During the execution of the code, the GPU monitor will record the start and end time of the user code region.

The energy consumption is calculated by equation:

$$E = \int P(t) dt$$

where $P(t)$ is the power consumption of the GPU at time $t$.



## Installation

```bash
pip install PyGPUEnergy
```

## Usage

### Using the Decorator

```python
from PyGPUEnergy.decorator import monitor_gpu

@monitor_gpu(gpu_id=0, sampling_period_ms=100)
def your_gpu_function():
    # Your GPU-intensive code here
    pass
```

The decorator supports the following parameters:
- `gpu_id`: GPU device ID to monitor (default: 0)
- `sampling_period_ms`: Sampling period in milliseconds (default: 100)

### Manual Monitoring

```python
from PyGPUEnergy.monitor import GPUMonitor

# Create monitor instance
monitor = GPUMonitor(gpu_id=0, sampling_period_ms=100)

# Start monitoring
monitor.start_monitoring()

# Your GPU-intensive code here

# Stop monitoring
monitor.stop_monitoring()

# Get metrics with energy consumption information
metrics_df = monitor.get_metrics()
```

### Visualization

```python
from PyGPUEnergy.visualize import plot_gpu_metrics

# Plot metrics from a log file
plot_gpu_metrics("path/to/log_file.csv", save_path="metrics_plot.png")

# Plot with custom settings
plot_gpu_metrics(
    "gpu_logs/log_file.csv",
    records_file="gpu_logs/gpu_records_0.json",  # Function execution records
    t0_file="gpu_logs/t0.txt",                   # Start time reference
    save_path="metrics_plot.png",
    show=True
)
```

## Example

See the `examples/usage_example.py` file for a complete example of using the package.
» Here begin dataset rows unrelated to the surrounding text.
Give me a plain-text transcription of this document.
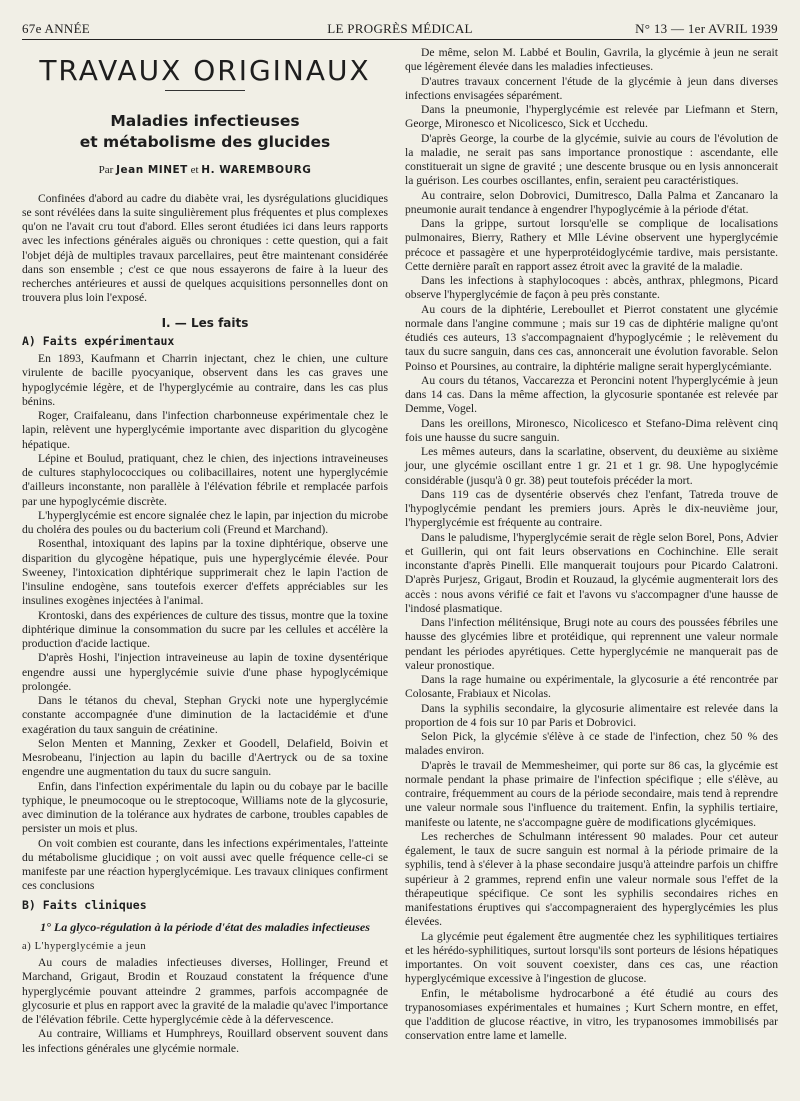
67e ANNÉE	LE PROGRÈS MÉDICAL	N° 13 — 1er AVRIL 1939
TRAVAUX ORIGINAUX
Maladies infectieuses
et métabolisme des glucides
Par Jean MINET et H. WAREMBOURG

Confinées d'abord au cadre du diabète vrai, les dysrégulations glucidiques se sont révélées dans la suite singulièrement plus fréquentes et plus complexes qu'on ne l'avait cru tout d'abord. Elles seront étudiées ici dans leurs rapports avec les infections générales aiguës ou chroniques : cette question, qui a fait l'objet déjà de multiples travaux parcellaires, peut être maintenant considérée dans son ensemble ; c'est ce que nous essayerons de faire à la lueur des recherches antérieures et aussi de quelques acquisitions personnelles dont on trouvera plus loin l'exposé.

I. — Les faits
A) Faits expérimentaux

En 1893, Kaufmann et Charrin injectant, chez le chien, une culture virulente de bacille pyocyanique, observent dans les cas graves une hypoglycémie légère, et de l'hyperglycémie au contraire, dans les cas plus bénins.

Roger, Craifaleanu, dans l'infection charbonneuse expérimentale chez le lapin, relèvent une hyperglycémie importante avec disparition du glycogène hépatique.

Lépine et Boulud, pratiquant, chez le chien, des injections intraveineuses de cultures staphylococciques ou colibacillaires, notent une hyperglycémie d'ailleurs inconstante, non parallèle à l'élévation fébrile et remplacée parfois par une hypoglycémie discrète.

L'hyperglycémie est encore signalée chez le lapin, par injection du microbe du choléra des poules ou du bacterium coli (Freund et Marchand).

Rosenthal, intoxiquant des lapins par la toxine diphtérique, observe une disparition du glycogène hépatique, puis une hyperglycémie élevée. Pour Sweeney, l'intoxication diphtérique supprimerait chez le lapin l'action de l'insuline endogène, sans toutefois exercer d'effets appréciables sur les insulines exogènes injectées à l'animal.

Krontoski, dans des expériences de culture des tissus, montre que la toxine diphtérique diminue la consommation du sucre par les cellules et accélère la production d'acide lactique.

D'après Hoshi, l'injection intraveineuse au lapin de toxine dysentérique engendre aussi une hyperglycémie suivie d'une phase hypoglycémique prolongée.

Dans le tétanos du cheval, Stephan Grycki note une hyperglycémie constante accompagnée d'une diminution de la lactacidémie et d'une exagération du taux sanguin de créatinine.

Selon Menten et Manning, Zexker et Goodell, Delafield, Boivin et Mesrobeanu, l'injection au lapin du bacille d'Aertryck ou de sa toxine engendre une augmentation du taux du sucre sanguin.

Enfin, dans l'infection expérimentale du lapin ou du cobaye par le bacille typhique, le pneumocoque ou le streptocoque, Williams note de la glycosurie, avec diminution de la tolérance aux hydrates de carbone, troubles capables de persister un mois et plus.

On voit combien est courante, dans les infections expérimentales, l'atteinte du métabolisme glucidique ; on voit aussi avec quelle fréquence celle-ci se manifeste par une réaction hyperglycémique. Les travaux cliniques confirment ces conclusions

B) Faits cliniques
1° La glyco-régulation à la période d'état des maladies infectieuses
a) L'hyperglycémie a jeun

Au cours de maladies infectieuses diverses, Hollinger, Freund et Marchand, Grigaut, Brodin et Rouzaud constatent la fréquence d'une hyperglycémie pouvant atteindre 2 grammes, parfois accompagnée de glycosurie et plus en rapport avec la gravité de la maladie qu'avec l'importance de l'élévation fébrile. Cette hyperglycémie cède à la défervescence.

Au contraire, Williams et Humphreys, Rouillard observent souvent dans les infections générales une glycémie normale.

De même, selon M. Labbé et Boulin, Gavrila, la glycémie à jeun ne serait que légèrement élevée dans les maladies infectieuses.

D'autres travaux concernent l'étude de la glycémie à jeun dans diverses infections envisagées séparément.

Dans la pneumonie, l'hyperglycémie est relevée par Liefmann et Stern, George, Mironesco et Nicolicesco, Sick et Ucchedu.

D'après George, la courbe de la glycémie, suivie au cours de l'évolution de la maladie, ne serait pas sans importance pronostique : ascendante, elle constituerait un signe de gravité ; une descente brusque ou en lysis annoncerait la guérison. Les courbes oscillantes, enfin, seraient peu caractéristiques.

Au contraire, selon Dobrovici, Dumitresco, Dalla Palma et Zancanaro la pneumonie aurait tendance à engendrer l'hypoglycémie à la période d'état.

Dans la grippe, surtout lorsqu'elle se complique de localisations pulmonaires, Bierry, Rathery et Mlle Lévine observent une hyperglycémie précoce et passagère et une hyperprotéidoglycémie tardive, mais persistante. Cette dernière paraît en rapport assez étroit avec la gravité de la maladie.

Dans les infections à staphylocoques : abcès, anthrax, phlegmons, Picard observe l'hyperglycémie de façon à peu près constante.

Au cours de la diphtérie, Lereboullet et Pierrot constatent une glycémie normale dans l'angine commune ; mais sur 19 cas de diphtérie maligne qu'ont étudiés ces auteurs, 13 s'accompagnaient d'hypoglycémie ; le relèvement du taux du sucre sanguin, dans ces cas, annoncerait une évolution favorable. Selon Poinso et Poursines, au contraire, la diphtérie maligne serait hyperglycémiante.

Au cours du tétanos, Vaccarezza et Peroncini notent l'hyperglycémie à jeun dans 14 cas. Dans la même affection, la glycosurie spontanée est relevée par Demme, Vogel.

Dans les oreillons, Mironesco, Nicolicesco et Stefano-Dima relèvent cinq fois une hausse du sucre sanguin.

Les mêmes auteurs, dans la scarlatine, observent, du deuxième au sixième jour, une glycémie oscillant entre 1 gr. 21 et 1 gr. 98. Une hypoglycémie considérable (jusqu'à 0 gr. 38) peut toutefois précéder la mort.

Dans 119 cas de dysentérie observés chez l'enfant, Tatreda trouve de l'hypoglycémie pendant les premiers jours. Après le dix-neuvième jour, l'hyperglycémie est fréquente au contraire.

Dans le paludisme, l'hyperglycémie serait de règle selon Borel, Pons, Advier et Guillerin, qui ont fait leurs observations en Cochinchine. Elle serait inconstante d'après Pinelli. Elle manquerait toujours pour Picardo Calatroni. D'après Purjesz, Grigaut, Brodin et Rouzaud, la glycémie augmenterait lors des accès : nous avons vérifié ce fait et l'avons vu s'accompagner d'une hausse de l'indosé plasmatique.

Dans l'infection méliténsique, Brugi note au cours des poussées fébriles une hausse des glycémies libre et protéidique, qui reprennent une valeur normale pendant les périodes apyrétiques. Cette hyperglycémie ne manquerait pas de valeur pronostique.

Dans la rage humaine ou expérimentale, la glycosurie a été rencontrée par Colosante, Frabiaux et Nicolas.

Dans la syphilis secondaire, la glycosurie alimentaire est relevée dans la proportion de 4 fois sur 10 par Paris et Dobrovici.

Selon Pick, la glycémie s'élève à ce stade de l'infection, chez 50 % des malades environ.

D'après le travail de Memmesheimer, qui porte sur 86 cas, la glycémie est normale pendant la phase primaire de l'infection spécifique ; elle s'élève, au contraire, fréquemment au cours de la période secondaire, mais tend à reprendre une valeur normale sous l'influence du traitement. Enfin, la syphilis tertiaire, manifeste ou latente, ne s'accompagne guère de modifications glycémiques.

Les recherches de Schulmann intéressent 90 malades. Pour cet auteur également, le taux de sucre sanguin est normal à la période primaire de la syphilis, tend à s'élever à la phase secondaire jusqu'à atteindre parfois un chiffre supérieur à 2 grammes, reprend enfin une valeur normale sous l'effet de la thérapeutique spécifique. Ce sont les syphilis secondaires riches en manifestations éruptives qui s'accompagneraient des hyperglycémies les plus élevées.

La glycémie peut également être augmentée chez les syphilitiques tertiaires et les hérédo-syphilitiques, surtout lorsqu'ils sont porteurs de lésions hépatiques importantes. On voit souvent coexister, dans ces cas, une réaction hyperglycémique excessive à l'ingestion de glucose.

Enfin, le métabolisme hydrocarboné a été étudié au cours des trypanosomiases expérimentales et humaines ; Kurt Schern montre, en effet, que l'addition de glucose réactive, in vitro, les trypanosomes immobilisés par conservation entre lame et lamelle.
Here's a quick example:

```python
from PyGPUEnergy.decorator import monitor_gpu
import torch

@monitor_gpu(gpu_id=0, sampling_period_ms=100)
def train_model():
    model = torch.nn.Linear(1000, 1000).cuda()
    optimizer = torch.optim.Adam(model.parameters())
    
    for _ in range(100):
        x = torch.randn(1000, 1000).cuda()
        y = model(x)
        loss = y.sum()
        loss.backward()
        optimizer.step()
```

## License

MIT License

## Contributing
This project is a very basic implementation and can be improved in many ways.
Contributions are welcome! Please feel free to submit a Pull Request.